La crisi degli Usa, un mercato fondamentale per le esportazioni cinesi, ha reso necessario pensare a risolvere la faccenda in casa propria. Ed ecco gli aumenti del budget del governo locale per venire incontro alle difficoltà, soprattutto, delle zone rurali: un ulteriore sostegno all’attuazione della riforma di novembre, complicata da un sistema politico che pare favorire i fenomeni di corruzione (campagne cinesi si attua una sorta di autonomia locale: a livello di villaggio, il capo e il comitato vengono scelti tramite elezioni). Le spese per le campagne aumenteranno del 20%, così come quelle per il welfare, circa il 17%, con investimenti nell’educazione (aumento di stipendio per alcune categorie di insegnanti), assistenza medica e assicurazioni. Aumento del mercato interno, senza dimenticare le esportazioni: si privilegeranno le importazioni di prodotti tecnologici avanzati, risorse e materie prime, «senza rallentare i nostri sforzi per incentivare le esportazioni», ha specificato Wen Jiabao.
Un riferimento anche alla condizione dello yuan, la moneta cinese: «miglioreremo il regime di scambio dello yuan – ha detto – e lo manterremo sostanzialmente stabile a un livello appropriato e bilanciato». Una frase che non sembra rassicurare nessuno, eccetto i cinesi.

Infine un riferimento alla questione di Taiwan: «siamo pronti a discuterne in termini politici e militari e collaborare per favorire un processo di pace tra le due parti». Dopo sessant’anni di ostilità, dal 1949, nel corso dell’ultimo anno le relazioni tra i due paesi sembrano essere notevolmente migliorate. Lo aveva dimostrato, lo scorso maggio, la visita del presidente del Kuomintang, Wu Poh-hsiung, nel corso di una cerimonia a Pechino.
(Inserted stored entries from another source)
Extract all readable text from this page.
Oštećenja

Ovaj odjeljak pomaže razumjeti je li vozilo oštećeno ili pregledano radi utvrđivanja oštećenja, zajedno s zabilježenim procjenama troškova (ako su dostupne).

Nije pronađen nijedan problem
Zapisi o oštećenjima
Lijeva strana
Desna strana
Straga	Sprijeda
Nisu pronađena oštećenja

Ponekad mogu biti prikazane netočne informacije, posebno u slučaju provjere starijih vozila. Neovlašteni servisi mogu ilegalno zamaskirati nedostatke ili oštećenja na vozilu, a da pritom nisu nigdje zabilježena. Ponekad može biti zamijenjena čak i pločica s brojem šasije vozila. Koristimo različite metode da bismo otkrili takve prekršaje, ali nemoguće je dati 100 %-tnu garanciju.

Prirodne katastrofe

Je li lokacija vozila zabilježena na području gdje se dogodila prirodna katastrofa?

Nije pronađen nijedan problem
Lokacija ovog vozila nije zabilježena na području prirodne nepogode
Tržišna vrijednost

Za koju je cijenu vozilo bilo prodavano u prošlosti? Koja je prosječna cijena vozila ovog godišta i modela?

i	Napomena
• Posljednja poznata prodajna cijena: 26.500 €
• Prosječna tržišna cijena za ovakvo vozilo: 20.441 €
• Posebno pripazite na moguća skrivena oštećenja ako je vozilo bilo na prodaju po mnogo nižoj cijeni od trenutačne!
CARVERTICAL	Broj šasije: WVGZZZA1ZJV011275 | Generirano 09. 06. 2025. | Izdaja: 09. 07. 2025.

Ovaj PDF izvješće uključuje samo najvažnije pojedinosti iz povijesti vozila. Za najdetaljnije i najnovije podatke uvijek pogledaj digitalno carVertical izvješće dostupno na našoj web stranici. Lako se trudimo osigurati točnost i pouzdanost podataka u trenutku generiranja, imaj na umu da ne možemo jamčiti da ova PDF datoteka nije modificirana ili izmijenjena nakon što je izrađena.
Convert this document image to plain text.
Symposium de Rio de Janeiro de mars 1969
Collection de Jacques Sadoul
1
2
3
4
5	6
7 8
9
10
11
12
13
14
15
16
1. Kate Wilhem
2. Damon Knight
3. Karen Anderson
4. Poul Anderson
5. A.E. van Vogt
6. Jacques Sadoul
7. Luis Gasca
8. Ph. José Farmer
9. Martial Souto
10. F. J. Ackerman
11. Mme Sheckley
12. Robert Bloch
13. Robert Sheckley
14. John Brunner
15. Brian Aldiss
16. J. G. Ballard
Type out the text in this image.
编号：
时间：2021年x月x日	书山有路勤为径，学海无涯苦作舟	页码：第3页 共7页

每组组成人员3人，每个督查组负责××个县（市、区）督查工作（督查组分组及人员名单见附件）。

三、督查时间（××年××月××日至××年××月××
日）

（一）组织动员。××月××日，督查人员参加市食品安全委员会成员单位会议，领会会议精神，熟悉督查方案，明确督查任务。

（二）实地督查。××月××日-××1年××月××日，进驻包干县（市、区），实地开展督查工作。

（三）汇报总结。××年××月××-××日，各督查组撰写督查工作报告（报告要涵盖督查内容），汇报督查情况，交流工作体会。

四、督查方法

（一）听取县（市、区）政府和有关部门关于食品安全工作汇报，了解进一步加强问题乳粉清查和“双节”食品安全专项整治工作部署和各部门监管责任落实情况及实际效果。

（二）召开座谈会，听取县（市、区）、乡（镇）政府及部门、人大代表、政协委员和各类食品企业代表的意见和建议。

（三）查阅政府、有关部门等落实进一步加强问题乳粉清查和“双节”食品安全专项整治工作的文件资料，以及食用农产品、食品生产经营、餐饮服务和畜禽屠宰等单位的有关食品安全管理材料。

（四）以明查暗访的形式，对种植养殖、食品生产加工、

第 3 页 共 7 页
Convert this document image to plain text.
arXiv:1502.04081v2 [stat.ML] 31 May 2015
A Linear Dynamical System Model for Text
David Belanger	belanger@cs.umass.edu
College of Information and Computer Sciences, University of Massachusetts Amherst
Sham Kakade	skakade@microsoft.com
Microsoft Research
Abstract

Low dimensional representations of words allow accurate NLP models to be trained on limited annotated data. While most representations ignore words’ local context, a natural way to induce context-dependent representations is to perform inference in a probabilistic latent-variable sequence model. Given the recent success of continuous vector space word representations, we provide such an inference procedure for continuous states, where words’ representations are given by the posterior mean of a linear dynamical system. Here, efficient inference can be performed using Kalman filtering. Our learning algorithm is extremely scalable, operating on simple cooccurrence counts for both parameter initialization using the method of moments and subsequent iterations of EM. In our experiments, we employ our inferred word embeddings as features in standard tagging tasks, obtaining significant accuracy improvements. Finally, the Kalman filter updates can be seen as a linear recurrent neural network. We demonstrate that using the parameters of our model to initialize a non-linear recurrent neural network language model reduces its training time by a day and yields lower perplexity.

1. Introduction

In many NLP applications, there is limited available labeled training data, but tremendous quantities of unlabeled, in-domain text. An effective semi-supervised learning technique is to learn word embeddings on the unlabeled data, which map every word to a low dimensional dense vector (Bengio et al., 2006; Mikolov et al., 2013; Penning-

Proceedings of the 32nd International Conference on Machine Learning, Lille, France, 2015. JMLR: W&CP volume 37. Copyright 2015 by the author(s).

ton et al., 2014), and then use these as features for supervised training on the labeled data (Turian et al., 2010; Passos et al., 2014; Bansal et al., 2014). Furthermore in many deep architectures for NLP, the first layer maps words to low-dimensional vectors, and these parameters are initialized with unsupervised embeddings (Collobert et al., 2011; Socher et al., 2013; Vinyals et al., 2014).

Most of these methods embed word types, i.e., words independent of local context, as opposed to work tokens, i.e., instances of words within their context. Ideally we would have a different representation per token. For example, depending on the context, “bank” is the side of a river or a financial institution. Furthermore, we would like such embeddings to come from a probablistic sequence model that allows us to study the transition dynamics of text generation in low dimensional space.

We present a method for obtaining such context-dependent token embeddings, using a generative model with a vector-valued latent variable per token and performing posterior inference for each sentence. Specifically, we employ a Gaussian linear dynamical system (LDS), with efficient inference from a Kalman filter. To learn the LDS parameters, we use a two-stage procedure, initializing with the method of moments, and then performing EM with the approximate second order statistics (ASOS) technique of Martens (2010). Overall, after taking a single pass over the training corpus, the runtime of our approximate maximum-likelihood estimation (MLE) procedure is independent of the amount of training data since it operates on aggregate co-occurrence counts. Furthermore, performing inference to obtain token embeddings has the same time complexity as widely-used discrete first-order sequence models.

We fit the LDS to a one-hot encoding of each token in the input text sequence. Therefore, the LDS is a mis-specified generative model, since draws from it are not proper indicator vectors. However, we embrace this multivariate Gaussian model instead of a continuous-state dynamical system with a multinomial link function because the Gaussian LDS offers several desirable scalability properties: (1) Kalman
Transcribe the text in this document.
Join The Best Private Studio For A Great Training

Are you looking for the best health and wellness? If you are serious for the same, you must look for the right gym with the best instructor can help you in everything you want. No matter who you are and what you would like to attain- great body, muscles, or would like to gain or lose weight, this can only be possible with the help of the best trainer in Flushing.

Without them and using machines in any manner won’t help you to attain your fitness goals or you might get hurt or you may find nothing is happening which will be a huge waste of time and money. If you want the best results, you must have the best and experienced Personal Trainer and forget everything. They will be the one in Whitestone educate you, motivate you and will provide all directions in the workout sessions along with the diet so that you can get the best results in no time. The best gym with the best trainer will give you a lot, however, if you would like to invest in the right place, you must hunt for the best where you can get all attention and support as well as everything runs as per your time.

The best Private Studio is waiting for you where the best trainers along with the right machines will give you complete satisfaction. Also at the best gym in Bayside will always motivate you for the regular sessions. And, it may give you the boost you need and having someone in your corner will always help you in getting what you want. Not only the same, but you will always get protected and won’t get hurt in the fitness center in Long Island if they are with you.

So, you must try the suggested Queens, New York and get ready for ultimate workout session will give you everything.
Allora incontrò il presidente cinese Hu Jintao e non a caso l’incontro avvenne appena dopo la vittoria nelle elezioni di marzo del leader del Kuomintang Ma Ying-jeou, caro a Pechino, che sconfisse il candidato del Partito Democratico Progressista (Dpp), favorevole invece all’indipendenza dell’isola. E ieri Wen Jiabao, a margine delle considerazioni economiche, ha ribadito l’apertura ad una nuova fase nei rapporti tra Cina e Taiwan.